Le dirigeant chinois Xi Jinping a qualifié d’exceptionnel le système de passeport sanitaire à code QR, et a tenté d’en faire la promotion auprès d’autres pays, lors du sommet du G20 le 21 novembre 2020. Un article du Global Times a affirmé que la technologie chinoise aurait la possibilité de développer et lancer un système mondial de passeport viral en seulement 2 ou 3 mois.

« En termes de technologie, je pense que les entreprises chinoises peuvent construire une plate-forme internationale en une semaine seulement, mais il est préférable que l’Organisation mondiale de la santé l’(OMS), plutôt que n’importe quel pays ou organisation régionale, en soit l’organisateur afin de garantir l’indépendance, l’équité et la sécurité des données de la plate-forme », a déclaré au Global Times, Xiang Ligang, directeur général de l’Information Consumption Alliance basée à Pékin.

Tout comme elle le fait pour le reste du monde, la Chine pousse l’OMS à adhérer au système de passeport sanitaire, mais l’OMS fait face à la même préoccupation d’ordre éthique, à savoir que cela pourrait aggraver la persécution envers des personnes déjà opprimées.

« La Chine entend établir un mécanisme de reconnaissance mutuelle avec les différentes parties, fondé sur la base d’une prise en compte des préoccupations de chacun et de consultations amicales, afin de faciliter les échanges transfrontaliers entre les peuples et de promouvoir activement une mobilité humaine saine, sûre et ordonnée », a déclaré le porte-parole du ministère chinois des affaires étrangères, Zhao Lijian.

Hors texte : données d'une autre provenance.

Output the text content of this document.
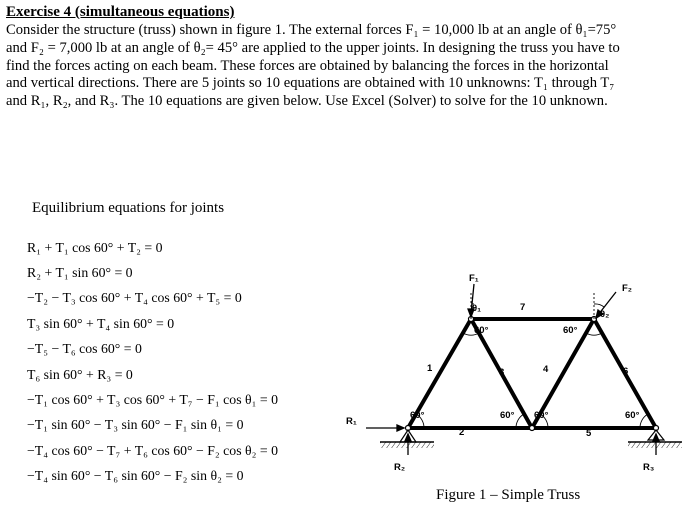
Exercise 4 (simultaneous equations)

Consider the structure (truss) shown in figure 1. The external forces F₁ = 10,000 lb at an angle of θ₁=75°
and F₂ = 7,000 lb at an angle of θ₂= 45° are applied to the upper joints. In designing the truss you have to
find the forces acting on each beam. These forces are obtained by balancing the forces in the horizontal
and vertical directions. There are 5 joints so 10 equations are obtained with 10 unknowns: T₁ through T₇
and R₁, R₂, and R₃. The 10 equations are given below. Use Excel (Solver) to solve for the 10 unknown.

Equilibrium equations for joints
R₁ + T₁ cos 60° + T₂ = 0
R₂ + T₁ sin 60° = 0
−T₂ − T₃ cos 60° + T₄ cos 60° + T₅ = 0
T₃ sin 60° + T₄ sin 60° = 0
−T₅ − T₆ cos 60° = 0
T₆ sin 60° + R₃ = 0
−T₁ cos 60° + T₃ cos 60° + T₇ − F₁ cos θ₁ = 0
−T₁ sin 60° − T₃ sin 60° − F₁ sin θ₁ = 0
−T₄ cos 60° − T₇ + T₆ cos 60° − F₂ cos θ₂ = 0
−T₄ sin 60° − T₆ sin 60° − F₂ sin θ₂ = 0
F₁
F₂
θ₁
θ₂
R₁
R₂	R₃
1
2
3	4
5
6
7
60°
60°
60° 60°
60°
60°
Figure 1 – Simple Truss
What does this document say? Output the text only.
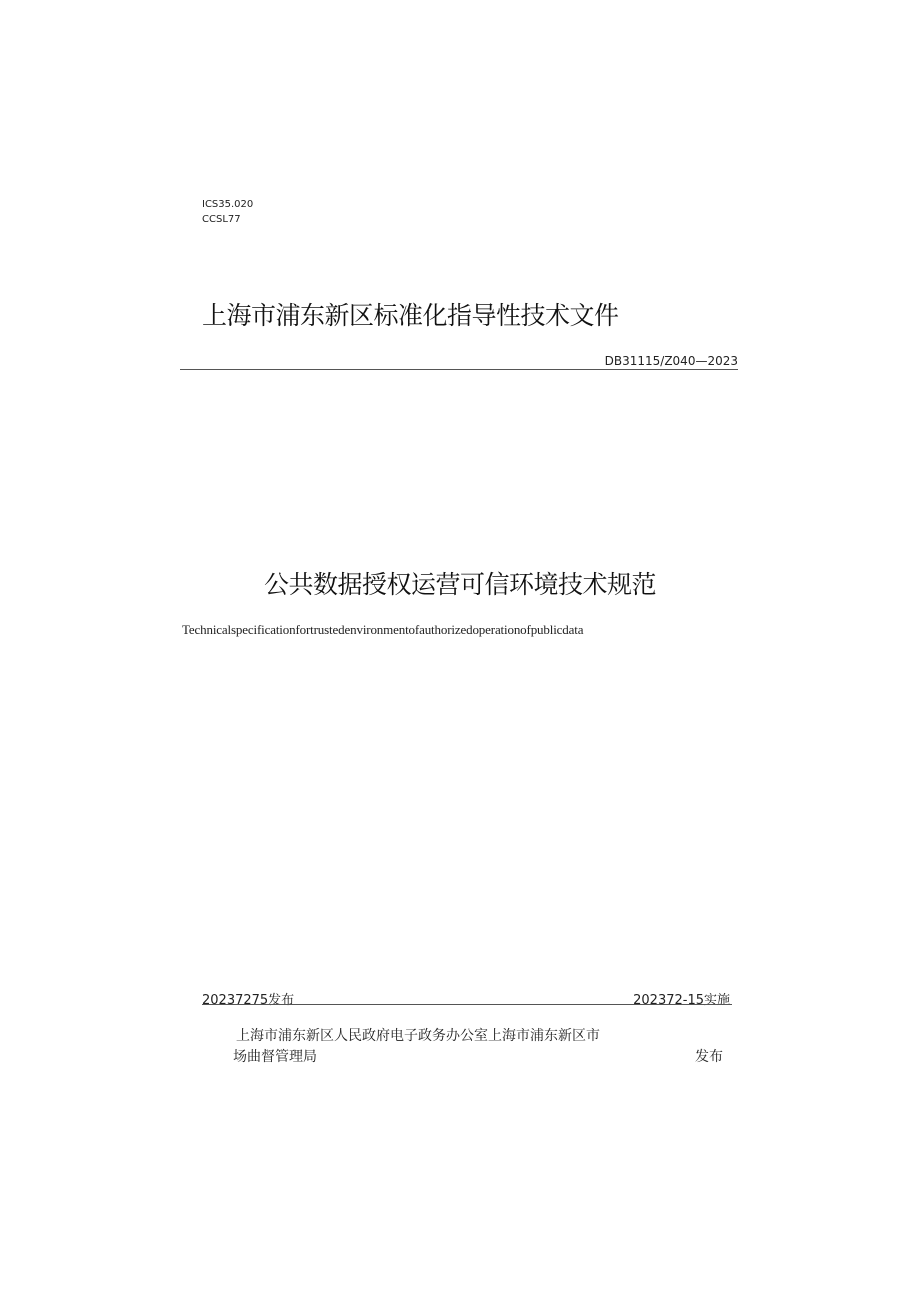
ICS35.020
CCSL77
上海市浦东新区标准化指导性技术文件
DB31115/Z040—2023
公共数据授权运营可信环境技术规范
Technicalspecificationfortrustedenvironmentofauthorizedoperationofpublicdata
20237275发布	202372-15实施
上海市浦东新区人民政府电子政务办公室上海市浦东新区市
场曲督管理局	发布
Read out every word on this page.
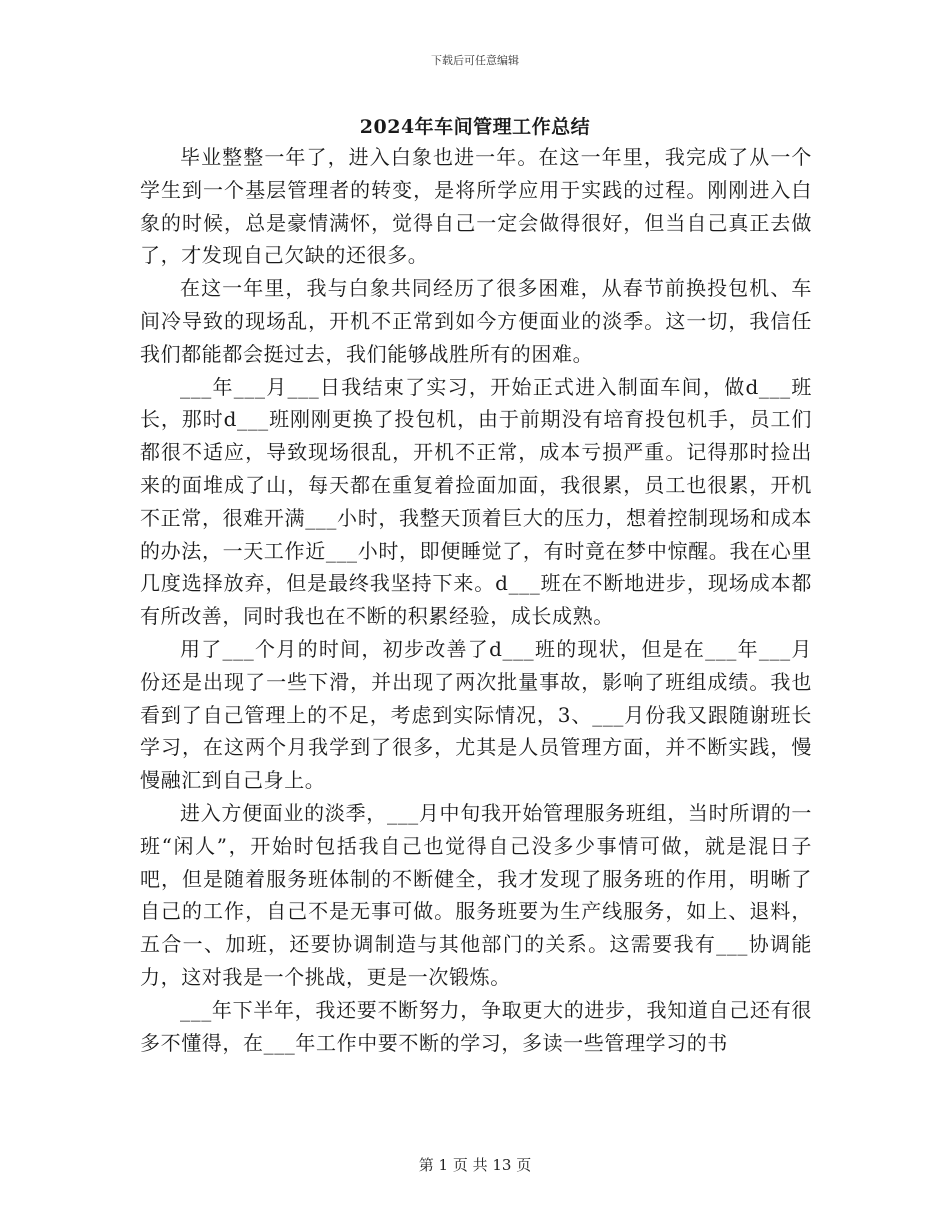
下载后可任意编辑
2024年车间管理工作总结

毕业整整一年了，进入白象也进一年。在这一年里，我完成了从一个学生到一个基层管理者的转变，是将所学应用于实践的过程。刚刚进入白象的时候，总是豪情满怀，觉得自己一定会做得很好，但当自己真正去做了，才发现自己欠缺的还很多。

在这一年里，我与白象共同经历了很多困难，从春节前换投包机、车间冷导致的现场乱，开机不正常到如今方便面业的淡季。这一切，我信任我们都能都会挺过去，我们能够战胜所有的困难。

___年___月___日我结束了实习，开始正式进入制面车间，做d___班长，那时d___班刚刚更换了投包机，由于前期没有培育投包机手，员工们都很不适应，导致现场很乱，开机不正常，成本亏损严重。记得那时捡出来的面堆成了山，每天都在重复着捡面加面，我很累，员工也很累，开机不正常，很难开满___小时，我整天顶着巨大的压力，想着控制现场和成本的办法，一天工作近___小时，即便睡觉了，有时竟在梦中惊醒。我在心里几度选择放弃，但是最终我坚持下来。d___班在不断地进步，现场成本都有所改善，同时我也在不断的积累经验，成长成熟。

用了___个月的时间，初步改善了d___班的现状，但是在___年___月份还是出现了一些下滑，并出现了两次批量事故，影响了班组成绩。我也看到了自己管理上的不足，考虑到实际情况，3、___月份我又跟随谢班长学习，在这两个月我学到了很多，尤其是人员管理方面，并不断实践，慢慢融汇到自己身上。

进入方便面业的淡季，___月中旬我开始管理服务班组，当时所谓的一班“闲人”，开始时包括我自己也觉得自己没多少事情可做，就是混日子吧，但是随着服务班体制的不断健全，我才发现了服务班的作用，明晰了自己的工作，自己不是无事可做。服务班要为生产线服务，如上、退料，五合一、加班，还要协调制造与其他部门的关系。这需要我有___协调能力，这对我是一个挑战，更是一次锻炼。

___年下半年，我还要不断努力，争取更大的进步，我知道自己还有很多不懂得，在___年工作中要不断的学习，多读一些管理学习的书

第 1 页 共 13 页
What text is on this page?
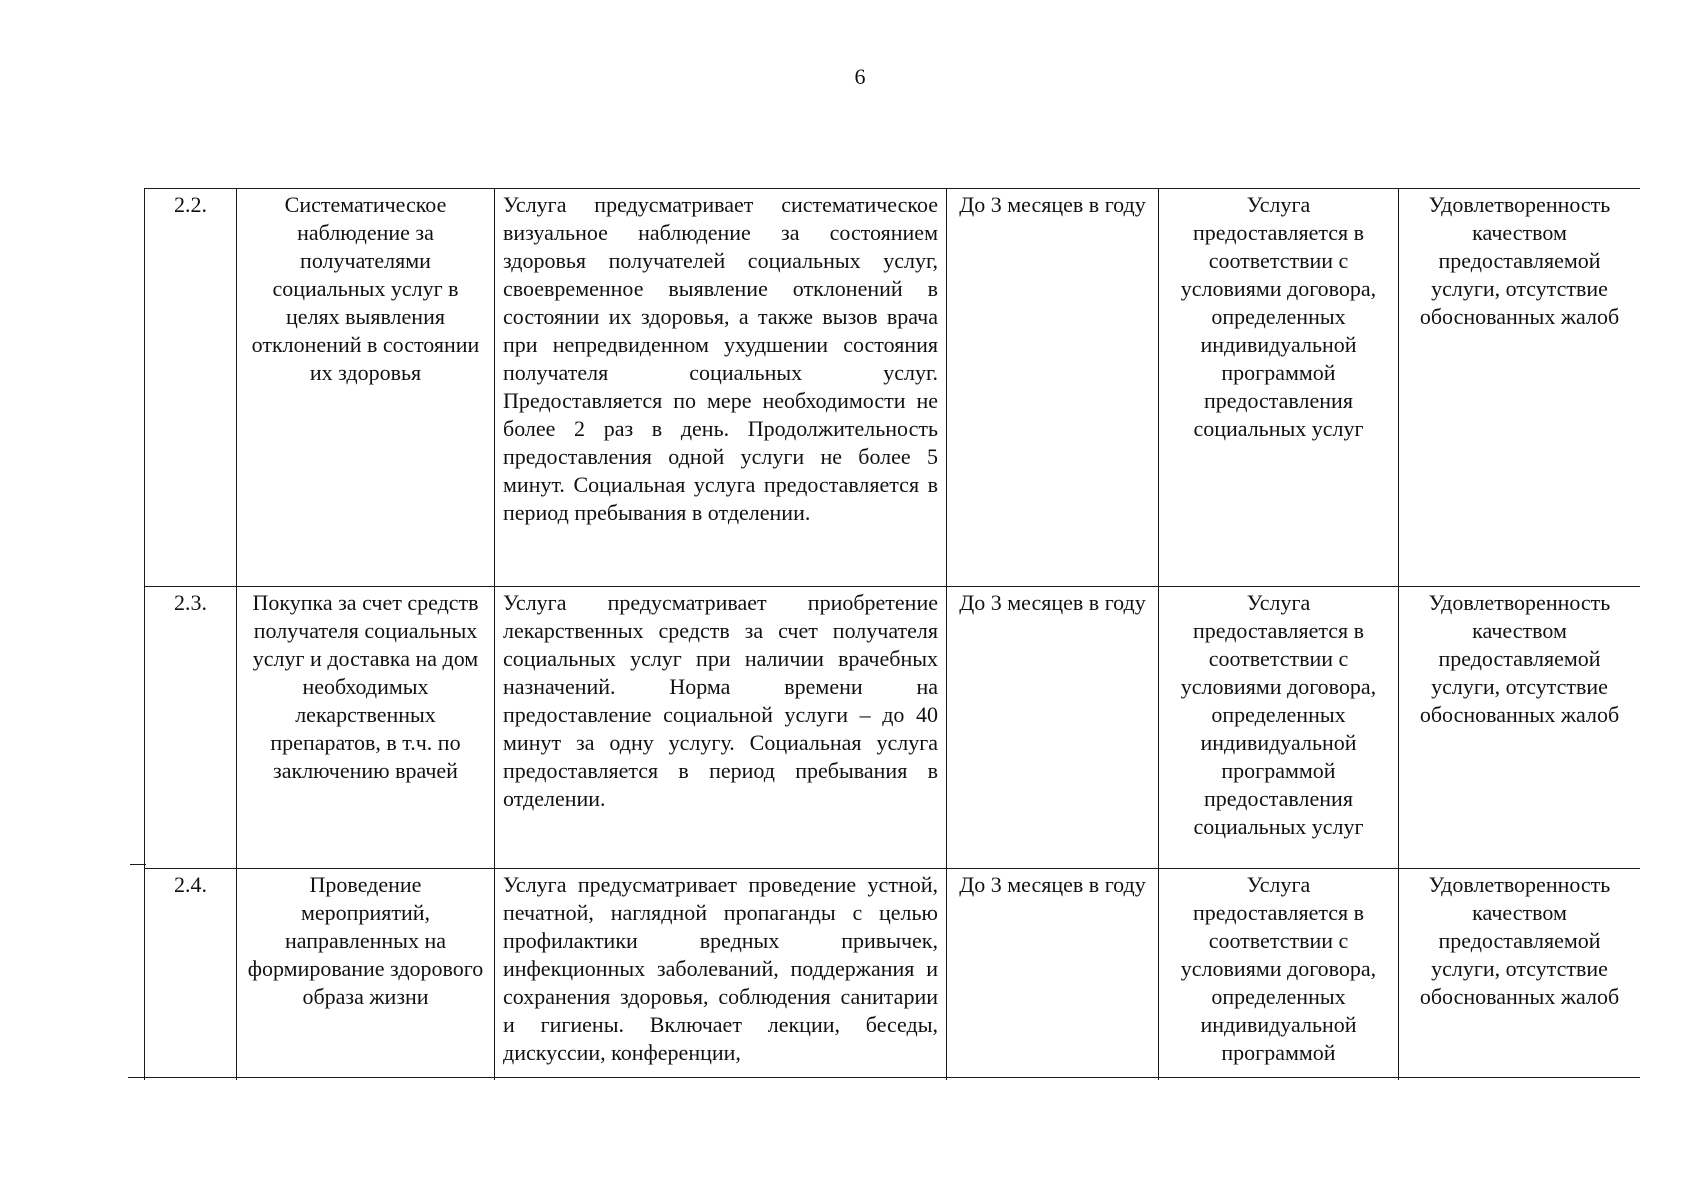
6
2.2.	Систематическое наблюдение за получателями социальных услуг в целях выявления отклонений в состоянии их здоровья	Услуга предусматривает систематическое визуальное наблюдение за состоянием здоровья получателей социальных услуг, своевременное выявление отклонений в состоянии их здоровья, а также вызов врача при непредвиденном ухудшении состояния получателя социальных услуг. Предоставляется по мере необходимости не более 2 раз в день. Продолжительность предоставления одной услуги не более 5 минут. Социальная услуга предоставляется в период пребывания в отделении.	До 3 месяцев в году	Услуга предоставляется в соответствии с условиями договора, определенных индивидуальной программой предоставления социальных услуг	Удовлетворенность качеством предоставляемой услуги, отсутствие обоснованных жалоб
2.3.	Покупка за счет средств получателя социальных услуг и доставка на дом необходимых лекарственных препаратов, в т.ч. по заключению врачей	Услуга предусматривает приобретение лекарственных средств за счет получателя социальных услуг при наличии врачебных назначений. Норма времени на предоставление социальной услуги – до 40 минут за одну услугу. Социальная услуга предоставляется в период пребывания в отделении.	До 3 месяцев в году	Услуга предоставляется в соответствии с условиями договора, определенных индивидуальной программой предоставления социальных услуг	Удовлетворенность качеством предоставляемой услуги, отсутствие обоснованных жалоб
2.4.	Проведение мероприятий, направленных на формирование здорового образа жизни	Услуга предусматривает проведение устной, печатной, наглядной пропаганды с целью профилактики вредных привычек, инфекционных заболеваний, поддержания и сохранения здоровья, соблюдения санитарии и гигиены. Включает лекции, беседы, дискуссии, конференции,	До 3 месяцев в году	Услуга предоставляется в соответствии с условиями договора, определенных индивидуальной программой	Удовлетворенность качеством предоставляемой услуги, отсутствие обоснованных жалоб
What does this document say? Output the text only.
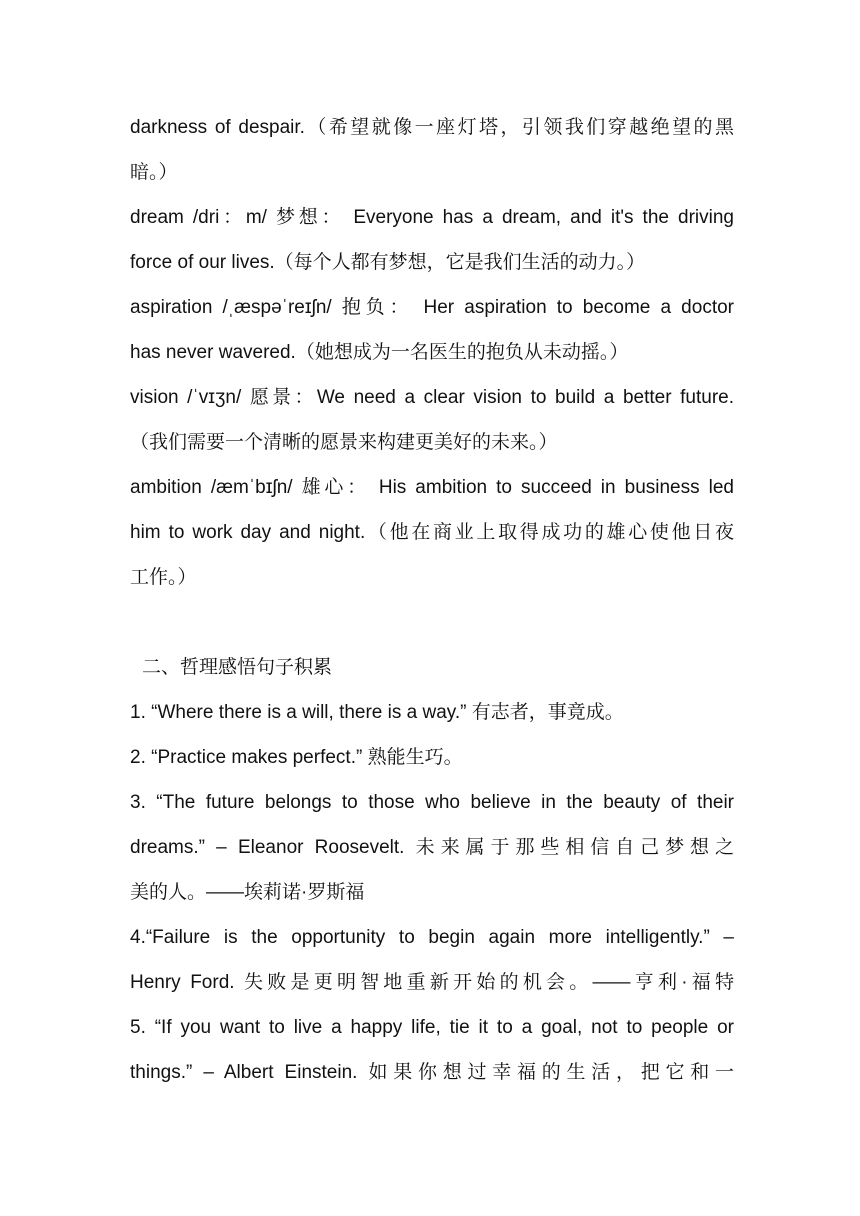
darkness of despair.（希望就像一座灯塔，引领我们穿越绝望的黑
暗。）
dream /dri：m/ 梦想： Everyone has a dream, and it's the driving
force of our lives.（每个人都有梦想，它是我们生活的动力。）
aspiration /ˌæspəˈreɪʃn/ 抱负： Her aspiration to become a doctor
has never wavered.（她想成为一名医生的抱负从未动摇。）
vision /ˈvɪʒn/ 愿景：We need a clear vision to build a better future.
（我们需要一个清晰的愿景来构建更美好的未来。）
ambition /æmˈbɪʃn/ 雄心： His ambition to succeed in business led
him to work day and night.（他在商业上取得成功的雄心使他日夜
工作。）
二、哲理感悟句子积累
1. “Where there is a will, there is a way.” 有志者，事竟成。
2. “Practice makes perfect.” 熟能生巧。
3. “The future belongs to those who believe in the beauty of their
dreams.” – Eleanor Roosevelt. 未来属于那些相信自己梦想之
美的人。——埃莉诺·罗斯福
4.“Failure is the opportunity to begin again more intelligently.” –
Henry Ford. 失败是更明智地重新开始的机会。——亨利·福特
5. “If you want to live a happy life, tie it to a goal, not to people or
things.” – Albert Einstein. 如果你想过幸福的生活，把它和一
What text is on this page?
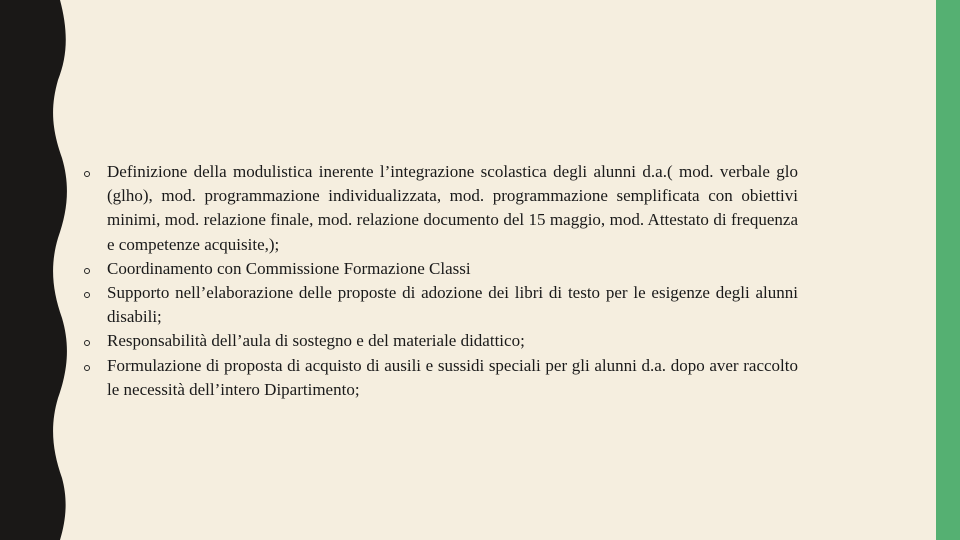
Definizione della modulistica inerente l’integrazione scolastica degli alunni d.a.( mod. verbale glo (glho), mod. programmazione individualizzata, mod. programmazione semplificata con obiettivi minimi, mod. relazione finale, mod. relazione documento del 15 maggio, mod. Attestato di frequenza e competenze acquisite,);
Coordinamento con Commissione Formazione Classi
Supporto nell’elaborazione delle proposte di adozione dei libri di testo per le esigenze degli alunni disabili;
Responsabilità dell’aula di sostegno e del materiale didattico;
Formulazione di proposta di acquisto di ausili e sussidi speciali per gli alunni d.a. dopo aver raccolto le necessità dell’intero Dipartimento;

Israël, qui utilise déjà un « laissez-passer vert », accordant aux personnes vaccinées le privilège d’assister à des événements publics ou d’accéder à différents services, envisage également la mise en place du système chinois de passeport sanitaire permettant d’enregistrer le statut vaccinal et les résultats des tests. Toutefois, la vulnérabilité d’Israël au piratage est apparue face au système de passeport sanitaire du Parti communiste chinois (PCC).

Israël se situe en tête en tête des vaccinations anti Covid-19 : 55 % des Israéliens ont reçu leur première dose, et 41 % ont reçu la deuxième. Le « laissez-passer vert » a permis à de nombreuses entreprises de rouvrir leurs portes.

La suggestion d’Emmanuel Macron concernant le passeport santé

Bahreïn a déjà introduit un passeport vaccinal, et les États-Unis et le Royaume-Uni l’envisagent également. Le Danemark et la Suède envisagent de lancer des passeports sanitaires, tandis que la France et l’Allemagne se sont montrées réticentes à cette idée, selon France24. Le président français Emmanuel Macron a suggéré la mise en place d’un « pass sanitaire » permettant aux gens d’accéder plus facilement aux événements publics et aux entreprises.